Oil Surges After ‘Spike’ Prediction
Oil and gasoline prices surged Thursday after a Wall Street analyst warned of a coming “super spike” that could send crude to $105 a barrel.
Light sweet crude for May delivery jumped $1.41 to $55.40 a barrel on the New York Mercantile Exchange, $1.32 shy of the record close on March 18. Gasoline for April delivery closed at a record $1.655 a gallon, up 5.88 cents.
In a report to investors, Goldman Sachs Group Inc. analyst Arjun Murti said surprisingly high demand in the U.S. and China combined with a lack of infrastructure to get oil out of the ground had created a supply imbalance that could be corrected only by dramatically higher prices -- which in turn would depress demand.
In Murti’s super-spike scenario, he estimates that the cost of a barrel of oil will rise to $75 next year and $105 in 2007 before gradually sliding back to just $30 by 2010 as high prices spur investment in oil and cause demand to shrink.
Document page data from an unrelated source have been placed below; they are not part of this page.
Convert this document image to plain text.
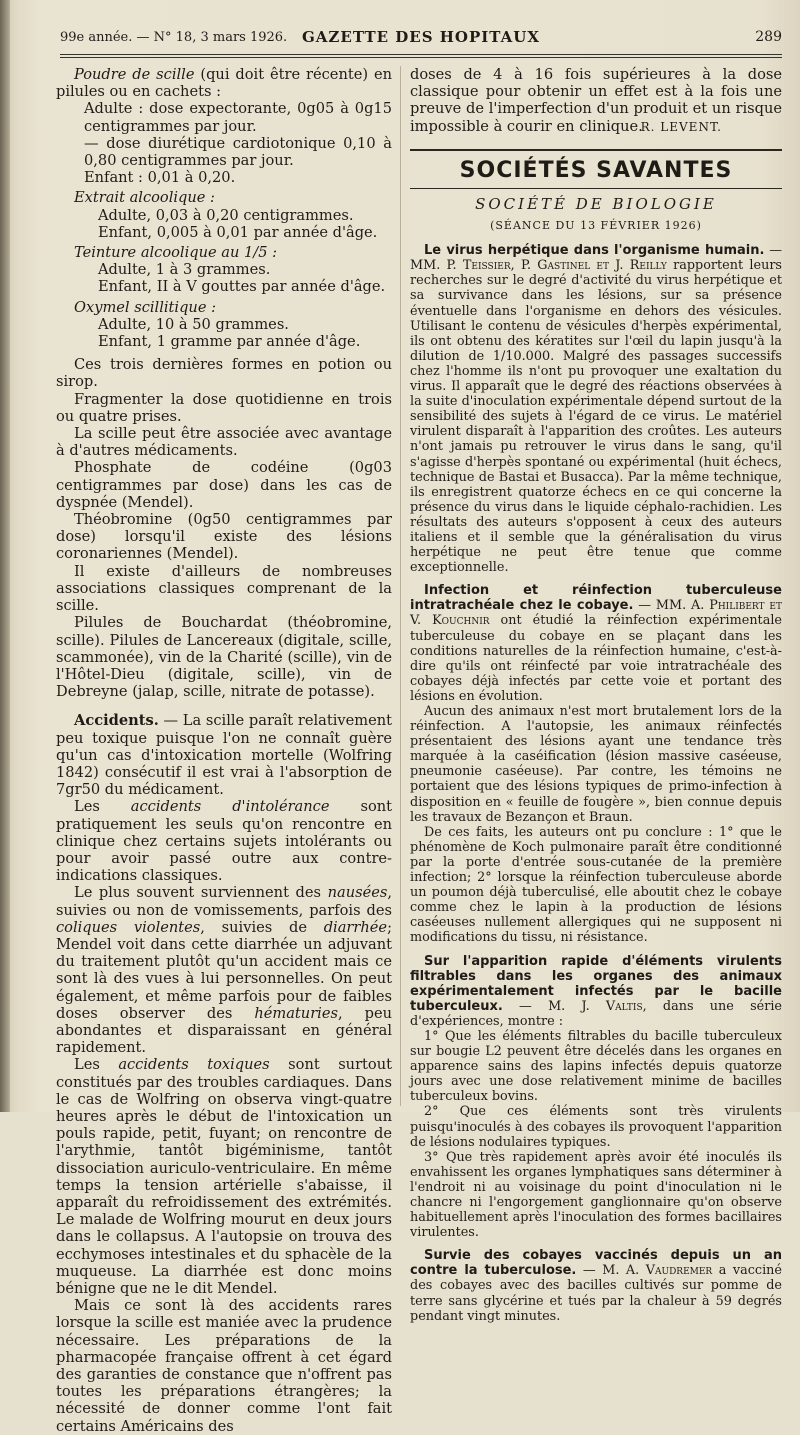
99e année. — N° 18, 3 mars 1926. GAZETTE DES HOPITAUX	289

Poudre de scille (qui doit être récente) en pilules ou en cachets :

Adulte : dose expectorante, 0g05 à 0g15 centigrammes par jour.

— dose diurétique cardiotonique 0,10 à 0,80 centigrammes par jour.

Enfant : 0,01 à 0,20.

Extrait alcoolique :

Adulte, 0,03 à 0,20 centigrammes.

Enfant, 0,005 à 0,01 par année d'âge.

Teinture alcoolique au 1/5 :

Adulte, 1 à 3 grammes.

Enfant, II à V gouttes par année d'âge.

Oxymel scillitique :

Adulte, 10 à 50 grammes.

Enfant, 1 gramme par année d'âge.

Ces trois dernières formes en potion ou sirop.

Fragmenter la dose quotidienne en trois ou quatre prises.

La scille peut être associée avec avantage à d'autres médicaments.

Phosphate de codéine (0g03 centigrammes par dose) dans les cas de dyspnée (Mendel).

Théobromine (0g50 centigrammes par dose) lorsqu'il existe des lésions coronariennes (Mendel).

Il existe d'ailleurs de nombreuses associations classiques comprenant de la scille.

Pilules de Bouchardat (théobromine, scille). Pilules de Lancereaux (digitale, scille, scammonée), vin de la Charité (scille), vin de l'Hôtel-Dieu (digitale, scille), vin de Debreyne (jalap, scille, nitrate de potasse).

Accidents. — La scille paraît relativement peu toxique puisque l'on ne connaît guère qu'un cas d'intoxication mortelle (Wolfring 1842) consécutif il est vrai à l'absorption de 7gr50 du médicament.

Les accidents d'intolérance sont pratiquement les seuls qu'on rencontre en clinique chez certains sujets intolérants ou pour avoir passé outre aux contre-indications classiques.

Le plus souvent surviennent des nausées, suivies ou non de vomissements, parfois des coliques violentes, suivies de diarrhée; Mendel voit dans cette diarrhée un adjuvant du traitement plutôt qu'un accident mais ce sont là des vues à lui personnelles. On peut également, et même parfois pour de faibles doses observer des hématuries, peu abondantes et disparaissant en général rapidement.

Les accidents toxiques sont surtout constitués par des troubles cardiaques. Dans le cas de Wolfring on observa vingt-quatre heures après le début de l'intoxication un pouls rapide, petit, fuyant; on rencontre de l'arythmie, tantôt bigéminisme, tantôt dissociation auriculo-ventriculaire. En même temps la tension artérielle s'abaisse, il apparaît du refroidissement des extrémités. Le malade de Wolfring mourut en deux jours dans le collapsus. A l'autopsie on trouva des ecchymoses intestinales et du sphacèle de la muqueuse. La diarrhée est donc moins bénigne que ne le dit Mendel.

Mais ce sont là des accidents rares lorsque la scille est maniée avec la prudence nécessaire. Les préparations de la pharmacopée française offrent à cet égard des garanties de constance que n'offrent pas toutes les préparations étrangères; la nécessité de donner comme l'ont fait certains Américains des

doses de 4 à 16 fois supérieures à la dose classique pour obtenir un effet est à la fois une preuve de l'imperfection d'un produit et un risque impossible à courir en clinique.

R. LEVENT.

SOCIÉTÉS SAVANTES

SOCIÉTÉ DE BIOLOGIE

(SÉANCE DU 13 FÉVRIER 1926)

Le virus herpétique dans l'organisme humain. — MM. P. Teissier, P. Gastinel et J. Reilly rapportent leurs recherches sur le degré d'activité du virus herpétique et sa survivance dans les lésions, sur sa présence éventuelle dans l'organisme en dehors des vésicules. Utilisant le contenu de vésicules d'herpès expérimental, ils ont obtenu des kératites sur l'œil du lapin jusqu'à la dilution de 1/10.000. Malgré des passages successifs chez l'homme ils n'ont pu provoquer une exaltation du virus. Il apparaît que le degré des réactions observées à la suite d'inoculation expérimentale dépend surtout de la sensibilité des sujets à l'égard de ce virus. Le matériel virulent disparaît à l'apparition des croûtes. Les auteurs n'ont jamais pu retrouver le virus dans le sang, qu'il s'agisse d'herpès spontané ou expérimental (huit échecs, technique de Bastai et Busacca). Par la même technique, ils enregistrent quatorze échecs en ce qui concerne la présence du virus dans le liquide céphalo-rachidien. Les résultats des auteurs s'opposent à ceux des auteurs italiens et il semble que la généralisation du virus herpétique ne peut être tenue que comme exceptionnelle.

Infection et réinfection tuberculeuse intratrachéale chez le cobaye. — MM. A. Philibert et V. Kouchnir ont étudié la réinfection expérimentale tuberculeuse du cobaye en se plaçant dans les conditions naturelles de la réinfection humaine, c'est-à-dire qu'ils ont réinfecté par voie intratrachéale des cobayes déjà infectés par cette voie et portant des lésions en évolution.

Aucun des animaux n'est mort brutalement lors de la réinfection. A l'autopsie, les animaux réinfectés présentaient des lésions ayant une tendance très marquée à la caséification (lésion massive caséeuse, pneumonie caséeuse). Par contre, les témoins ne portaient que des lésions typiques de primo-infection à disposition en « feuille de fougère », bien connue depuis les travaux de Bezançon et Braun.

De ces faits, les auteurs ont pu conclure : 1° que le phénomène de Koch pulmonaire paraît être conditionné par la porte d'entrée sous-cutanée de la première infection; 2° lorsque la réinfection tuberculeuse aborde un poumon déjà tuberculisé, elle aboutit chez le cobaye comme chez le lapin à la production de lésions caséeuses nullement allergiques qui ne supposent ni modifications du tissu, ni résistance.

Sur l'apparition rapide d'éléments virulents filtrables dans les organes des animaux expérimentalement infectés par le bacille tuberculeux. — M. J. Valtis, dans une série d'expériences, montre :

1° Que les éléments filtrables du bacille tuberculeux sur bougie L2 peuvent être décelés dans les organes en apparence sains des lapins infectés depuis quatorze jours avec une dose relativement minime de bacilles tuberculeux bovins.

2° Que ces éléments sont très virulents puisqu'inoculés à des cobayes ils provoquent l'apparition de lésions nodulaires typiques.

3° Que très rapidement après avoir été inoculés ils envahissent les organes lymphatiques sans déterminer à l'endroit ni au voisinage du point d'inoculation ni le chancre ni l'engorgement ganglionnaire qu'on observe habituellement après l'inoculation des formes bacillaires virulentes.

Survie des cobayes vaccinés depuis un an contre la tuberculose. — M. A. Vaudremer a vacciné des cobayes avec des bacilles cultivés sur pomme de terre sans glycérine et tués par la chaleur à 59 degrés pendant vingt minutes.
But Murti also issued a more conservative forecast in which he raised the investment bank’s 2005 and 2006 crude price forecasts to $50 and $55, respectively, from $41 and $40.
A near doubling of crude prices would translate into $4-a-gallon gasoline, a level Murti believes would coax U.S. consumers to conserve enough to break the price cycle.
Indeed, $4 a gallon would be an unprecedented price, even after adjusting for inflation. The nearly $40-a-barrel oil that rattled the world in 1980 would top $90 in today’s dollars. And gasoline that cost $1.35 a gallon 25 years ago would cost $3.20 in today’s currency.
Such a run-up would send shares of oil and gas companies soaring by 80% or more, Murti said. Goldman Sachs’ top picks include Exxon Mobil Corp., Amerada Hess Corp., Murphy Oil Corp, Suncor Energy Inc., EnCana Corp. and Devon Energy Inc.
Phil Flynn, a senior analyst at Alaron Trading Corp. in Chicago, said he was skeptical that prices would rise as high as the Goldman Sachs analyst projected, even though “there is no sign that demand is slowing.”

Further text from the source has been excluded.